David Ortiz’s tune has changed. A little bit, at least.

Ortiz, who ripped Major League Baseball’s new pace of play rules earlier this spring, sounds a bit more willing to adhere to the league’s changes this season, even if he’s still not completely sold.

“No, I’m a trooper, man,” Ortiz said Thursday of whether he’ll have a problem obeying the rules, according to the Boston Herald. “I do what they say. I don’t know why people keep making a big deal about it because, regardless, it doesn’t matter what I say, I have to follow the rules.

“I don’t want to get myself in trouble. But that wasn’t what got me going. At one time what got me going was every time we talk about timing during the game, we pick on the hitters. It wasn’t the rules, though.”

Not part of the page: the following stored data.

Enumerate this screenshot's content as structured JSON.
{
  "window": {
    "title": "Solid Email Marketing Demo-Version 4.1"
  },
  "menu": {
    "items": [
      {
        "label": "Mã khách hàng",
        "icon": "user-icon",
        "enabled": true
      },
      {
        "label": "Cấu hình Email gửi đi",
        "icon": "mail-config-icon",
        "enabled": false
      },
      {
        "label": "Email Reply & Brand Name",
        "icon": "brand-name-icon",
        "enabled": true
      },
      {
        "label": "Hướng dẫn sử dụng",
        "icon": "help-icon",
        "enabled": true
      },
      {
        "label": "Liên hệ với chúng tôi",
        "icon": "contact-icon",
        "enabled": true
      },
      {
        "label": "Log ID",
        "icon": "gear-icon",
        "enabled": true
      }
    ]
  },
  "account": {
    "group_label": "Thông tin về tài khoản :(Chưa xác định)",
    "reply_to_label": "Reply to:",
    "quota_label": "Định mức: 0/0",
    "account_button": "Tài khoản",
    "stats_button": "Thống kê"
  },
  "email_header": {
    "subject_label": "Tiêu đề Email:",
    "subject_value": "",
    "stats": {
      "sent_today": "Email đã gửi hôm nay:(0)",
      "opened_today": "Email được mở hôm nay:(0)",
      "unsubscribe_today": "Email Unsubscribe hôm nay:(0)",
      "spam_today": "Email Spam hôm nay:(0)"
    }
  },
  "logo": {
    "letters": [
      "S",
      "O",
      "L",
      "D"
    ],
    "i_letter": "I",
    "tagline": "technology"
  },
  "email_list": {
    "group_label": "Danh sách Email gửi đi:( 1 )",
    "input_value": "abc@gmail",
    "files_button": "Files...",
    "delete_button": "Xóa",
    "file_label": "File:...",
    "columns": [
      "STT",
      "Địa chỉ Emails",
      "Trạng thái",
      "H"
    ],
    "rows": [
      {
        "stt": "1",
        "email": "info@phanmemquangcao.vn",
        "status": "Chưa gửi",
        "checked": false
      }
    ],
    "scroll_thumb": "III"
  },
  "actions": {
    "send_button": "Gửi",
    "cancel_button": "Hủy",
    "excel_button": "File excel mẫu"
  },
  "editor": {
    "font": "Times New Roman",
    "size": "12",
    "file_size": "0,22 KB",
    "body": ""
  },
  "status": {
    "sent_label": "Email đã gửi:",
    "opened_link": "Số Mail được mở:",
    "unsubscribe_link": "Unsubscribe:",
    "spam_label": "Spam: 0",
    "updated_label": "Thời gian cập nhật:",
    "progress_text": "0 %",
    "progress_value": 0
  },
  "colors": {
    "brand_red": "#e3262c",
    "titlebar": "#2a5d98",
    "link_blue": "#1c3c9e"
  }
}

The rule stating a batter must keep one foot in the box at all times certainly will present a challenge for Ortiz, who is known to step out between pitches. According to the Herald, Ortiz stepped out a few times during Thursday’s spring training game against the Pittsburgh Pirates, which could become an issue if the habit lingers into the regular season.

But Ortiz, who previously said the league’s rule changes marked the beginning of a war, apparently has come to accept the new regulations. He also seems OK with the league implementing a new clock for between innings, though his concerns regarding pace of play are centered on the time spent by pitchers between pitches rather than the time they spend warming up before each frame.

Ortiz’s biggest gripe earlier this spring, of course, was that the new rules inherently give pitchers a competitive advantage over hitters.

“That clock doesn’t mean anything to me,” Ortiz said. “Right there, when they’re warming up, they do it fast. It’s the thinking (between pitches) — ‘How should I execute? I’ve got the pitching coach coming and talking to me.’ Which is fine with me, though. I have no problem with that. It’s not like I’m (complaining) about that, either.

“But when you talk about saving some time, you should include that. That should be included — ‘OK, the pitching coach is allowed to come visit the mound, this amount of time, the catcher is going to talk to the pitcher in this amount of time, and the pitcher is going to pitch.’

“I guess I don’t know. That’s just me throwing ideas out there.”

Ideas certainly are welcome as MLB looks to up the tempo this season and beyond. And a law-abiding Ortiz definitely is a good sign, both for his personal bank account and the pace of Red Sox games.